Here, have a match to light that fuel of indignation…
They’re called “Queering the Bible” and “Queering God.”
And they’re real.
As Ethan Cai reports for CampusReform, Swarthmore College in Pennsylvania is showing fair-minded people that, once more, contemporary colleges are offering young people the opportunity to acquire truly valuable skills to help them in the “real world” – and help the real world when they enter it.
In the most recent semester, for example, Swarthmore offered a course entitled “Queering God.” And, just in case you want to soak up the ambience of erudition, here’s some info:
Its course description says the class “stretch[es] the limits of gendering-and sexing-the divine.” Key themes of the class, also outlined in the course description, include gender, embodiment, masculinity, liberation, sexuality, and feminist and queer theory.
The brilliance is nearly blinding. If only Aristotle had offered something like this at his Lyceum. If only Thomas Aquinas had pushed for this during the Scholastic Movement in the Middle Ages. All that effort to try to handle teleology, all those proofs of the Unmoved Mover…what were they thinking?
Cai goes on to note:
The course, taught by Professor Gwynn Kessler, questions whether God is a masculine or feminine figure through the examination of feminist and queer writings.
And Professor Kessler has an utterly stellar background providing educational insight for the real world without a hint of a collectivist-postmodernist agenda.
Kessler has taught many different courses, some of which are on Jewish History, Judaism and Gender, Judaism and Ecology, Feminist Theology, and Religion and Gender.
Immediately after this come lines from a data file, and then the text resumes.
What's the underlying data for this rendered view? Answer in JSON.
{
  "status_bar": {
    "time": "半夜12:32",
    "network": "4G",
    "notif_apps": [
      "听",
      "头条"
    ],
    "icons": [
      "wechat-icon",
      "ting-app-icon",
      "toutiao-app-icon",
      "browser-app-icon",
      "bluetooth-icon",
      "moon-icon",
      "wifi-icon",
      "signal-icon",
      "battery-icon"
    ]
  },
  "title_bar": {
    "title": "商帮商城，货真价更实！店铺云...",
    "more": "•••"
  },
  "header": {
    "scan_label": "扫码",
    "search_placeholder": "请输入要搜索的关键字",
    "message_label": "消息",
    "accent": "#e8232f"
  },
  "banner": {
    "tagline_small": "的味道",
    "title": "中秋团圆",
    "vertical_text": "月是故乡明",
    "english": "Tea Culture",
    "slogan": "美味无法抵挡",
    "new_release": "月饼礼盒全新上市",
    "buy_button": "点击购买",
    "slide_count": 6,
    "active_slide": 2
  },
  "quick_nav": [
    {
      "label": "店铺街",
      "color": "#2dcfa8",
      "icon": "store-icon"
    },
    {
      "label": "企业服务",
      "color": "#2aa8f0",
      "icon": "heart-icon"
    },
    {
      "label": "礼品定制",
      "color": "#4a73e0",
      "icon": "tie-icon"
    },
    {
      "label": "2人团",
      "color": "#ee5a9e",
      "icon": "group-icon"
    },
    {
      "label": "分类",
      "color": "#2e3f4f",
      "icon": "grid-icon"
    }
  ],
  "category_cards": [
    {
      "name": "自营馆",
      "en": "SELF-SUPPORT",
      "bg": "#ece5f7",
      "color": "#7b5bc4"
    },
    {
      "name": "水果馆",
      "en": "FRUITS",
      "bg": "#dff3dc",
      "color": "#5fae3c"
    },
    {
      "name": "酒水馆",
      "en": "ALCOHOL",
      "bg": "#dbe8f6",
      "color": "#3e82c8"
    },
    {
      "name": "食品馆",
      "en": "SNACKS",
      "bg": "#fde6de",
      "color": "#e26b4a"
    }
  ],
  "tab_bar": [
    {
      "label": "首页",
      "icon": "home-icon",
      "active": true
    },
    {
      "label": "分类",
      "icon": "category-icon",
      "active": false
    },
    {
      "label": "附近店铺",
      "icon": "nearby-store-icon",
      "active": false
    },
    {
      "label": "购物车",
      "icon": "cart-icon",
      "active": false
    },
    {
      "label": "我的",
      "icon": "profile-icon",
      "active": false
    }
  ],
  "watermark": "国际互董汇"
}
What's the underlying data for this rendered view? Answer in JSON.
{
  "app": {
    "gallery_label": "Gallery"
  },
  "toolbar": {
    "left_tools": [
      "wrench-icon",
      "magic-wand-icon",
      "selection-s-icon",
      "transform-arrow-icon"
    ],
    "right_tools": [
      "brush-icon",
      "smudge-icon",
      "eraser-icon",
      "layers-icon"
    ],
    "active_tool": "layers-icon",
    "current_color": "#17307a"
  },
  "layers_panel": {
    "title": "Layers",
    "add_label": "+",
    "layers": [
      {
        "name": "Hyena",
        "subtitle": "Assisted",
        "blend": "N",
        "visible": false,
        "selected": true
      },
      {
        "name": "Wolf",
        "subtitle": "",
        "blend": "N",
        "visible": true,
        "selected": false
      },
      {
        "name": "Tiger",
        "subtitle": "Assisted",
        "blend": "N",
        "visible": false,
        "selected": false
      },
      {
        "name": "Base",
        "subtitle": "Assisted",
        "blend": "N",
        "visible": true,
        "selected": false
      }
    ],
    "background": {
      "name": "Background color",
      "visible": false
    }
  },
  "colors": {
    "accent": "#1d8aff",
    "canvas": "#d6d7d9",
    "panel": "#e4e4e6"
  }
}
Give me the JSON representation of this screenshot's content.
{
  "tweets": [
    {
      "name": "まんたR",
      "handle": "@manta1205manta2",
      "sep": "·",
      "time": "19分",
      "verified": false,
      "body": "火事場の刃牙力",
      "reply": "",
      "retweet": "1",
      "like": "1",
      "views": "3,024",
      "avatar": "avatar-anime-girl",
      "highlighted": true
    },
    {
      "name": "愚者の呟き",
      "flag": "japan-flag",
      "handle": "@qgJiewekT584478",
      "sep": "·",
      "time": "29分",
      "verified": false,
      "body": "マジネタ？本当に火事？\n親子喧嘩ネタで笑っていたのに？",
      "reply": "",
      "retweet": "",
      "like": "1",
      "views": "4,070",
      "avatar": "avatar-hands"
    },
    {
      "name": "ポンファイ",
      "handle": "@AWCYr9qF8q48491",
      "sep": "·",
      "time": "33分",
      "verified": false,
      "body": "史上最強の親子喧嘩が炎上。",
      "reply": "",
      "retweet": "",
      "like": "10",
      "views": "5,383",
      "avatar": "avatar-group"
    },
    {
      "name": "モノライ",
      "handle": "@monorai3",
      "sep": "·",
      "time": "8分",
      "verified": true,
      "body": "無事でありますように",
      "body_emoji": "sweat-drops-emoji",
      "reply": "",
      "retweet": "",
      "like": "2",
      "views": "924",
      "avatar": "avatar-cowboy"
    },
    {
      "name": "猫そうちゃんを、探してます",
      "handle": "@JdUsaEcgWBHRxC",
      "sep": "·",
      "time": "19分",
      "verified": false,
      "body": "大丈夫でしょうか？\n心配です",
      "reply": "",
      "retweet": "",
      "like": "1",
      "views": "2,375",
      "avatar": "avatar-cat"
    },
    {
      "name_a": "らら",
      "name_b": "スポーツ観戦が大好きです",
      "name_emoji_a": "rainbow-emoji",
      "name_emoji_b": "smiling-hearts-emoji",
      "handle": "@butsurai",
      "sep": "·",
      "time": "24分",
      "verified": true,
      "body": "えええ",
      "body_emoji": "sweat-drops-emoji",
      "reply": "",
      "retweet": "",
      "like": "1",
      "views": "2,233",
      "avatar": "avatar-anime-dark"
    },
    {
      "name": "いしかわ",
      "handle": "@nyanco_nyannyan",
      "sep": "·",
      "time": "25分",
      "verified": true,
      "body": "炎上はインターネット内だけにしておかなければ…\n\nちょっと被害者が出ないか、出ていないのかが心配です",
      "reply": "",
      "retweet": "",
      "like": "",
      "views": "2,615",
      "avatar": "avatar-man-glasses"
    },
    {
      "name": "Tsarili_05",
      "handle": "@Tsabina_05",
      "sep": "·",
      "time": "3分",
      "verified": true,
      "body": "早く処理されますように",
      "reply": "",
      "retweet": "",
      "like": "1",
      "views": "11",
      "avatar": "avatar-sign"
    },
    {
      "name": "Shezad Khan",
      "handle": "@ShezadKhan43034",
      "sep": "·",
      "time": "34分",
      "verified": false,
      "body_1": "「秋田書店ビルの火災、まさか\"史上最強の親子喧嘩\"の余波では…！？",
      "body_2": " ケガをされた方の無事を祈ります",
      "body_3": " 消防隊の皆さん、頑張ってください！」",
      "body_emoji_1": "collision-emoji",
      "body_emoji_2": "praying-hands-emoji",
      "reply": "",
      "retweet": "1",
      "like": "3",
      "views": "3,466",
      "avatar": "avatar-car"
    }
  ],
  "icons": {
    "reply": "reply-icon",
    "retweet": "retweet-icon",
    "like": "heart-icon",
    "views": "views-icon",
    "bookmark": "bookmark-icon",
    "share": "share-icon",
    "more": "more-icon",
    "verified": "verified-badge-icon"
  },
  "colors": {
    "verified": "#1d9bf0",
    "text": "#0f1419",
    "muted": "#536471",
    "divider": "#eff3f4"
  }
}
In her university bio, it says that her work fits the categories of ‘postmodern, feminist, and queer theoretical approaches.’
Is it any wonder why more and more people are telling teens to avoid liberal arts schools, and to, instead, concentrate on a specific trade school or go straight into a trade itself?
And is this even a worthwhile approach to liberal arts education, deconstructing the Bible and God through materialist, politically-charged notions of “equality” and “gender bias”?
Queering the Bible is a similar course that the institution offers, which uses Biblical readings from a queer and transgender perspective to explore sex, identity, and gender.
And one student, who asked to remain anonymous, told CampusReform that “the school demonstrates ‘normalized progressivism, unfazed by even the most controversial topics.’”
Which strengthens the validity of the theory that college and university education has been watered down over the decades, and that shallow, politically charged courses have been sprouting like mold on the decaying body, even as federal school loans have subsidized demand for college -- raising costs, and lowering quality -- and federal grants to the institutions themselves have taken already left-leaning academic environments and turned them into social justice warrior circuses.
Colleges should be free to provide dumb, possibly insulting, useless courses that upset people like me any time. Let them fail for doing so. The trouble arises when these same colleges receive tax money, thus forcing me and others to pay them regardless of how we feel. Freedom is, as a result, removed from the equation.
Although Swarthmore has a vast endowment, that, according to its website, provides more than half of its revenue, the school also not only receives federal grants, it hosts students who receive federal college loans and grants. And that’s money that could go directly into funding this kind of nonsensical “education” about “Queering God.”
Now, to be fair, perhaps some people want to study the Bible in this way. The point is that people should be free to be able disconnect from the payment system for it, and to allow for differing interests to follow their differing paths peacefully.
And that is not what happens when any form of government gets involved with education.
Something valuable to extricate from the jaws of this craziness at Swarthmore. And, this time, we didn’t have to pay for the lesson through tax expropriation.